CipherStash Docs

Configuration

Installing and configuring CipherStash Proxy for Docker, environment variables, and database schema setup

Proxy configuration

CipherStash Proxy is available as a container image on Docker Hub that can be deployed locally, in CI/CD, through to production.

CipherStash Proxy is a Docker container that can be deployed locally, as a cloud sidecar, or as a standalone binary. It speaks the PostgreSQL protocol (based on pgcat), meaning your application connects to Proxy exactly the same way it connects to PostgreSQL.

Installing Proxy

The easiest way to start using CipherStash Proxy with your application is by adding a container to your application's docker-compose.yml:

services:
  app:
    # Your app container config
  db:
    # Your Postgres container config
  proxy:
    image: cipherstash/proxy:latest
    container_name: proxy
    ports:
      - 6432:6432
      - 9930:9930
    environment:
      - CS_DATABASE__HOST=${CS_DATABASE__HOST}
      - CS_DATABASE__PORT=${CS_DATABASE__PORT}
      - CS_DATABASE__USERNAME=${CS_DATABASE__USERNAME}
      - CS_DATABASE__PASSWORD=${CS_DATABASE__PASSWORD}
      - CS_DATABASE__NAME=${CS_DATABASE__NAME}
      - CS_WORKSPACE_CRN=${CS_WORKSPACE_CRN}
      - CS_CLIENT_ACCESS_KEY=${CS_CLIENT_ACCESS_KEY}
      - CS_DEFAULT_KEYSET_ID=${CS_DEFAULT_KEYSET_ID}
      - CS_CLIENT_ID=${CS_CLIENT_ID}
      - CS_CLIENT_KEY=${CS_CLIENT_KEY}
      - CS_PROMETHEUS__ENABLED=${CS_PROMETHEUS__ENABLED:-true}

For a fully-working example, check out the docker-compose.yml in the Proxy repository.

Start the Proxy container:

docker compose up

Connect your PostgreSQL client to Proxy on TCP 6432.

Prometheus metrics are exposed on port 9930. Read more about them in the reference documentation.

Configuring Proxy

To run, CipherStash Proxy needs to know:

  • What port to run on
  • How to connect to the target PostgreSQL database
  • Secrets to authenticate to CipherStash

There are two ways to configure Proxy:

  • Environment variables that Proxy looks up on startup
  • TOML file (cipherstash-proxy.toml) that Proxy reads on startup

Configuration loading order:

  1. If cipherstash-proxy.toml is present in the current working directory, Proxy reads its config from that file
  2. If cipherstash-proxy.toml is not present, Proxy looks up environment variables
  3. If both are present, Proxy uses the TOML file as the base and overrides with any environment variables that are set

See the Proxy config reference for all available options.

Setting up the database schema

Under the hood, Proxy uses EQL to index and search encrypted data.

When you start the Proxy container, you can install EQL by setting the CS_DATABASE__INSTALL_EQL environment variable:

CS_DATABASE__INSTALL_EQL=true

This installs the version of EQL bundled with the Proxy container.

Using CS_DATABASE__INSTALL_EQL is only recommended for development environments.
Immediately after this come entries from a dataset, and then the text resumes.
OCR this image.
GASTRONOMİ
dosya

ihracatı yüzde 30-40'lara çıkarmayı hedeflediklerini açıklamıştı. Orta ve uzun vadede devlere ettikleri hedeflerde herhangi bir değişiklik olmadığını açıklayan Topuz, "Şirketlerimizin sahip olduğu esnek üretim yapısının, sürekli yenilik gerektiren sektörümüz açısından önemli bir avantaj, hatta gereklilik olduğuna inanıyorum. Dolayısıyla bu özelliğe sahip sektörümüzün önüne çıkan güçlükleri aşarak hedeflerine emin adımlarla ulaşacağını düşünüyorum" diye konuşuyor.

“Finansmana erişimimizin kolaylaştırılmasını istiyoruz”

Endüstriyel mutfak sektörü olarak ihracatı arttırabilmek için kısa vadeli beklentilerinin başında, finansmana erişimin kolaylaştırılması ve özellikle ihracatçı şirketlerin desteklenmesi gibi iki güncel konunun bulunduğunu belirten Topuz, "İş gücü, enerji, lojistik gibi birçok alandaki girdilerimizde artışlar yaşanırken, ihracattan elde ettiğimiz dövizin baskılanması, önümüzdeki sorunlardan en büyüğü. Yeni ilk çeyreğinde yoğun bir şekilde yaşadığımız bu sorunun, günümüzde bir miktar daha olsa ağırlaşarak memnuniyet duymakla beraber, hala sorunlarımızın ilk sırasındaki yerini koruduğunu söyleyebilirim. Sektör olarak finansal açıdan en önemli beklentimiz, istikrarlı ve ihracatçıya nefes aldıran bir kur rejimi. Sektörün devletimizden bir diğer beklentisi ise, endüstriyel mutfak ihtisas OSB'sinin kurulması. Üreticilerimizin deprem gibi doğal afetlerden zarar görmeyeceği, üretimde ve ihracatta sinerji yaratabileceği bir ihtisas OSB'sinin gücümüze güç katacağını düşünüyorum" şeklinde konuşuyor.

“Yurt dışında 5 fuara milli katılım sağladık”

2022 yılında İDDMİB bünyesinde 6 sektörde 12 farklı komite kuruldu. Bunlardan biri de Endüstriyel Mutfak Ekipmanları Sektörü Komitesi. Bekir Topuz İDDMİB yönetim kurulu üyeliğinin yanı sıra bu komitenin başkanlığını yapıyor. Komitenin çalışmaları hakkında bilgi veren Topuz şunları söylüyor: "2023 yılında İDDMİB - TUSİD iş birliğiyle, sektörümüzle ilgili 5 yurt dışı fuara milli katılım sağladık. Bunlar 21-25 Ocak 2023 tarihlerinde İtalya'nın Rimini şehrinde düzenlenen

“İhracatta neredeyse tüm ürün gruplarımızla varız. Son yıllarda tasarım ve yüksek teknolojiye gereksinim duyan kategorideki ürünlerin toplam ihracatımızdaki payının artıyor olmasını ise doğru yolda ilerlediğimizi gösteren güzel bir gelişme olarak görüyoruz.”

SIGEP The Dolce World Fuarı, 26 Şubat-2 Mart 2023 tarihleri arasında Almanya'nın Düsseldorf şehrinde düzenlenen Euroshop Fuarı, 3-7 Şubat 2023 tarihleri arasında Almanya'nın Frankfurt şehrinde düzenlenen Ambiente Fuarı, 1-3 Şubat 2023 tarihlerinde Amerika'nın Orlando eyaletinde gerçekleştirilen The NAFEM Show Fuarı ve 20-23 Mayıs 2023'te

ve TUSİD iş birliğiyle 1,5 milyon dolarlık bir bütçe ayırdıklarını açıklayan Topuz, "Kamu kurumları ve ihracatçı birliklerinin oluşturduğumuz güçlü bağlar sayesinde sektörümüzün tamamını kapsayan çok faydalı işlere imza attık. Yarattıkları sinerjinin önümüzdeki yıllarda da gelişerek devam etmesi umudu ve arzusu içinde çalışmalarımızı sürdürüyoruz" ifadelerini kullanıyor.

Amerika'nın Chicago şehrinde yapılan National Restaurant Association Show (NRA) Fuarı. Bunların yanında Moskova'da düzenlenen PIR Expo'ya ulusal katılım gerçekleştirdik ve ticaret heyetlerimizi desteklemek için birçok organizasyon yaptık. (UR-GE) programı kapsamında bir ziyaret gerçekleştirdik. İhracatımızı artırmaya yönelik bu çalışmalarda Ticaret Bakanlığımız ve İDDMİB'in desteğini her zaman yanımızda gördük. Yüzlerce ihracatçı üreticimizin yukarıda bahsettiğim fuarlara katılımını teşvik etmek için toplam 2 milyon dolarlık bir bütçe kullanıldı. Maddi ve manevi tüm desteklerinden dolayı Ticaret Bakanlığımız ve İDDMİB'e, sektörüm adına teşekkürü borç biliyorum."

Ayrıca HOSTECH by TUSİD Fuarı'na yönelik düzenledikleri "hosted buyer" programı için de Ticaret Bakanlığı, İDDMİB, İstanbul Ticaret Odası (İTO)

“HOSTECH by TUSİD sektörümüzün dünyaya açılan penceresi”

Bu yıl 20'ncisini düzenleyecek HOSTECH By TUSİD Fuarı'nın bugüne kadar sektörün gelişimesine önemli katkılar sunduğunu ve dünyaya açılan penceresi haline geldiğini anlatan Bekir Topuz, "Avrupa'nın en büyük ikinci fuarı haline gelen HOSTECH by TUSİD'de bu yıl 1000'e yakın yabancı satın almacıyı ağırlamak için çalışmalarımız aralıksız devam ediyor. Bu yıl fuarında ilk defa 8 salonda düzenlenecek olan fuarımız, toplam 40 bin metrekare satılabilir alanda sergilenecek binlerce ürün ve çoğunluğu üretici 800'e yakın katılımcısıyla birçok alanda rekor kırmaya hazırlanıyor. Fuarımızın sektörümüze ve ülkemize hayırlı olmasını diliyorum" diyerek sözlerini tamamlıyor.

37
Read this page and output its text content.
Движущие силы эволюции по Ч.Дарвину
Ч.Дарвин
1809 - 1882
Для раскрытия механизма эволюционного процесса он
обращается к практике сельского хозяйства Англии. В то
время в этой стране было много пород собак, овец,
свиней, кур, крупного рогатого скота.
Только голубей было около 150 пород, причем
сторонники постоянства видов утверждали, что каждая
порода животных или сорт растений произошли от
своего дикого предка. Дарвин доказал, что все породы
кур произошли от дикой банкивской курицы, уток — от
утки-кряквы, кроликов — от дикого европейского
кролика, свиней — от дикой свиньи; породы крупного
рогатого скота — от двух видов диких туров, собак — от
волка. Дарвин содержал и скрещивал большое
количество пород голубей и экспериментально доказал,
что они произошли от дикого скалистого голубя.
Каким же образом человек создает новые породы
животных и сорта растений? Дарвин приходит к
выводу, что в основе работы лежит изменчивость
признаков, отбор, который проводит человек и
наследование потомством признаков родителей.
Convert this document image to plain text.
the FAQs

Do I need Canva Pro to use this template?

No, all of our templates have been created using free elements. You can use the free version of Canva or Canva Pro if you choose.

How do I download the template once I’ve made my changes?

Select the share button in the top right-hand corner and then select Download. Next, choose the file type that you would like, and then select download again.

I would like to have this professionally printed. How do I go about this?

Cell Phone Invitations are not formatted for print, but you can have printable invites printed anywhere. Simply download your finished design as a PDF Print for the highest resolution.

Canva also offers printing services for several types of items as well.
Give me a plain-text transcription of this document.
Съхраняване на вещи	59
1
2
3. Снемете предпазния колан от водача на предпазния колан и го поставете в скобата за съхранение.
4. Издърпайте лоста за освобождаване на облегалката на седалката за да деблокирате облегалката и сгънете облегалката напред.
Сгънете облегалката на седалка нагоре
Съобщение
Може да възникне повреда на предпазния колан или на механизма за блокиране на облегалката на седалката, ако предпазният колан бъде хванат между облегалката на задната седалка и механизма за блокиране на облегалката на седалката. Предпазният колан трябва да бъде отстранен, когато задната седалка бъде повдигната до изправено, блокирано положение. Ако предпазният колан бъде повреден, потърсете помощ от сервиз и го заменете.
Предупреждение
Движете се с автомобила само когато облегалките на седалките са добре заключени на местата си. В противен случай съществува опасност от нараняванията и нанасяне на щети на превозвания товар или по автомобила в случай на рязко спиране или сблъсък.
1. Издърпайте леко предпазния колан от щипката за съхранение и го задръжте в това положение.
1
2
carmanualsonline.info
Install EQL by running the installation script as a database migration in production environments.

Check the installed EQL version:

SELECT eql_v2.version();

Creating encrypted columns

When storing encrypted data in PostgreSQL with Proxy, you use the eql_v2_encrypted column type provided by EQL.

Create a table with an encrypted column:

CREATE TABLE users (
    id SERIAL PRIMARY KEY,
    email eql_v2_encrypted
);

Adding encrypted indexes

Encrypted columns cannot be searched without an encrypted index. The indexes you define determine what kind of searches you can perform.

Add a unique index for exact match queries:

SELECT eql_v2.add_search_config(
  'users',
  'email',
  'unique',
  'text'
);

Add match and ore indexes for pattern matching and ordering:

SELECT eql_v2.add_search_config(
  'users',
  'email',
  'match',
  'text'
);

SELECT eql_v2.add_search_config(
  'users',
  'email',
  'ore',
  'text'
);

Adding, updating, or deleting encrypted indexes on columns that already contain encrypted data will not re-index that data. To use the new indexes, you must SELECT the data out of the column and UPDATE it again.

To learn about encrypted indexes for other data types (text, int, boolean, date, jsonb), see the EQL documentation.

Encrypting existing data

CipherStash Proxy includes an encrypt CLI tool to encrypt existing data, or to apply index changes after changes to the encryption configuration. See the encrypt tool reference for usage details.

Reference

See the CipherStash Proxy reference for all available options.